Author: Catatan_Sajak
last update Last Updated: 2025-04-10 21:30:13

Dengan langkah-langkah yang lebar, aku keluar dari TPA tempat mengajar dan langsung mengambil sepeda yang terparkir di halaman. Jantungku bergejolak cepat, hampir mengimbangi kayuhan pada laju sepeda yang kunaiki kini menuju Puskesmas.

Sepanjang perjalanan itu fikiranku amat kacau, membayangkan akan kondisi Nenek setelah mendapat kabar bahwa beliau baru saja jatuh dari kamar mandi. Semoga ia baik-baik saja, tak terbayang sehancur apa aku nanti kalau Nenek sampai kenapa-napa.

Begitu sampai di Puskesmas, aku langsung melangkah masuk ke dalam dan mempertanyakan keberadaan Nenek pada Resepsionis yang berjaga.

“Terima kasih, Sus.” Aku langsung berlari menuju kamar yang Suster itu katakan dan terenyak diam saat melihat Nenek yang terbaring di brankar. Senyum di wajahnya yang sudah mengkeriput itu muncul melihatku datang.

“Nenek!” Aku langsung berlari menghampiri Nenek dan menangis di sana. “Nenek nggak kenapa-napa, kan?”

Nenek tersenyum, lalu menggeleng. Satu tangannya terjulur mengusap puncak kepalaku. “Kamu kenapa menangis, Sayang? Nenek baik-baik aja, kok.”

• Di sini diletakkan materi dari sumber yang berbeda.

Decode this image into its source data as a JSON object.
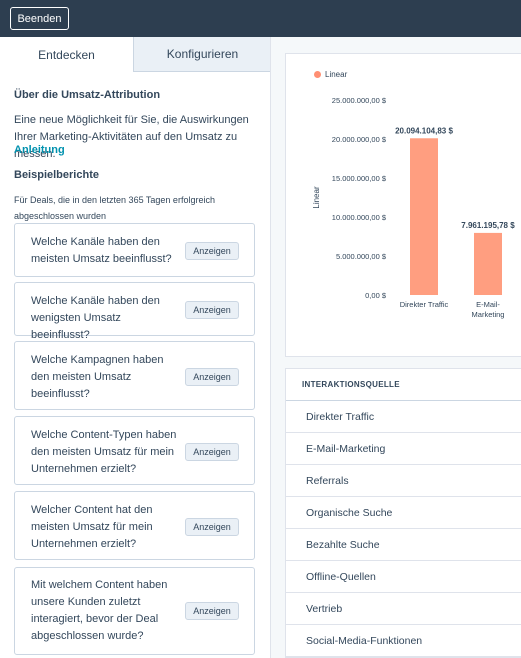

Bagaimana bisa baik-baik saja sedangkan ada luka perban di kepalanya? Ya Allah! Tangis tak dapat kubendung lagi. Dadaku terasa sesak sekali.

“Safa nggak mau ditinggal Nenek.” Setelah ditinggal pergi selama-lamanya oleh kedua orangtuaku, aku tak punya siapapun lagi di dunia ini kecuali Nenek Fatimah.

Seandainya boleh meminta, aku ingin sekali berdoa pada Sang Khaliq agar aku saja yang dipanggil duluan. Aku tak mau hidup sendirian.

“Iya, Nenek nggak akan ke mana-mana, kok,” Senyum di wajahnya tak jua luntur. Tetapi, entah kenapa melihatnya begitu hatiku justru semakin terasa sakit.

 “Kamu udah selesai mengajar?”

Sesaat aku terdiam. Jeda seperkian detik, aku lantas menatapnya dan mengangguk. Terpaksa aku berbohong. Kalau berkata jujur langsung meninggalkan pekerjaan begitu tahu kabar Nenek yang paling kusayangi lebih dari apapun itu jatuh dari kamar mandi, aku yakin Nenek akan langsung menyuruh kembali.

“Safa sayang sama Nenek. Nenek harus sembuh lagi. Nenek mau lihat Safa nikah, kan?”

Nenek hanya tersenyum menatapku. Mulai saat itu, aku berjanji pada diriku sendiri. Tidak ada penundaan lagi. Secepatnya, aku akan meminta kepastian hubungan pada dia. Aku tak mau menyesal nanti.

...

“Gimana kondisi Nenek kamu, Saf? Nggak ada luka serius, kan?” tanya Nilam. Perempuan itu juga ikut menyusulku ke Puskesmas begitu tugas di TPA-nya selesai.

Aku menghela nafas pelan. “Alhamdulillah sih nggak ada, tapi ....”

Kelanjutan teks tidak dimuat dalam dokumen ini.